Review: The Impossible Lives of Greta Wells by Andrew Sean Greer

  • Hardcover: 304 pages
  • Publisher: Ecco (June 25, 2013)
  • ISBN-10: 0062213784
  • Source: Publisher

When Greta’s twin brother passes away and a long-term relationship ends, Greta Wella is inconsolable, in a severe state of depression. Her doctor suggests a treatment involving electroshock therapy. The result is beyond what Greta could have imagined. After each treatment she awakens in another time, sent back to 1918, 1941, and the present.  In each of these times, her “alter ego” has a life vastly different than her own.  One is a devoted mother, the other a carefree adulteress. Yet in each of these lives, key characters missing in her “current” life are still present, including her deceased brother Felix and her beloved former lover.

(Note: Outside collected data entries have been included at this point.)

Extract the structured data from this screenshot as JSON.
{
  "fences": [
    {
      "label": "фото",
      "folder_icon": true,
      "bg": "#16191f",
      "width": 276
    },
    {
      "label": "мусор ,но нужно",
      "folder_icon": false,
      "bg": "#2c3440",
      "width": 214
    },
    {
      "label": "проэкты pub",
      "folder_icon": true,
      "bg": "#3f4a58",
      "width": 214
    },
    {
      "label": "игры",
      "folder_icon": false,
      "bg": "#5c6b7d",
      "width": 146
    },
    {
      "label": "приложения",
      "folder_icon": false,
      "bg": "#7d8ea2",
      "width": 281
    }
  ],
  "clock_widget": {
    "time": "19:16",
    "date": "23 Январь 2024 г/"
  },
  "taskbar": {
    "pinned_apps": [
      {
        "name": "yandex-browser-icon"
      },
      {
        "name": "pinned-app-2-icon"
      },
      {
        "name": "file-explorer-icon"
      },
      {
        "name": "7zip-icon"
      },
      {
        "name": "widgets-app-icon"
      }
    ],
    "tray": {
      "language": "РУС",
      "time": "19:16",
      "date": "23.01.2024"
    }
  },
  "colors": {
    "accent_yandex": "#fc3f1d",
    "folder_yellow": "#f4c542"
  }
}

Although these individuals, integral to her happiness in her present life, exist as part of her life they are a far cry from the individuals she knows them to be. Her brother, Felix, has not admitted his homosexuality, going as far to marry a young woman and have children than to confess his true identity. Nathan, her long-time lover who had an affair in her “present” life is her husband in one of the alternate times…but is she as devoted to him as she should be?

As Greta’s therapy continues, so do her jumps in time. As her therapy draws to an end, however, Greta can’t help but wonder which of these realities is the life she is meant to lead. Greta attempts herself to alter each of her lives but with incredibly powerful consequences.

Obviously, one must dispel quite a bit of disbelief in reading this novel. Greer doesn’t focus on how Greta is able to travel through time, instead focusing on the journey Greta takes in examining each of her alternate lives.  While I don’t feel I necessarily bonded a great deal with Greta as a whole, I largely feel that this was in part due to the fact that she was actually three distinct and different characters instead of just one. The fact that Greer was able to do such a monumental job in developing Greta’s characters, creating them with such vast differences yet still exhibiting the same core or essence of an individual,  is clear evidence to his talent as a writer.

At the core, this novel examines relationships: with family members, lovers, and one’s self. At the onset of her therapy, Greta’s doctor’s promised the treatment would return her to who she was. The journey she takes to get there, however, is more powerful and life-altering than she could have ever imagined. If you are looking for a novel with a truly unique premise, this is the title for you. Highly recommended.

2 Comments to "Review: The Impossible Lives of Greta Wells by Andrew Sean Greer"

  1. June 24, 2013 - 12:43 PM | Permalink

    Sounds like such an interesting premise; I love time travel books but have a hard time finding enjoyable ones. Too bad the character was not one you could relate to. Still all in all, seems like a good one.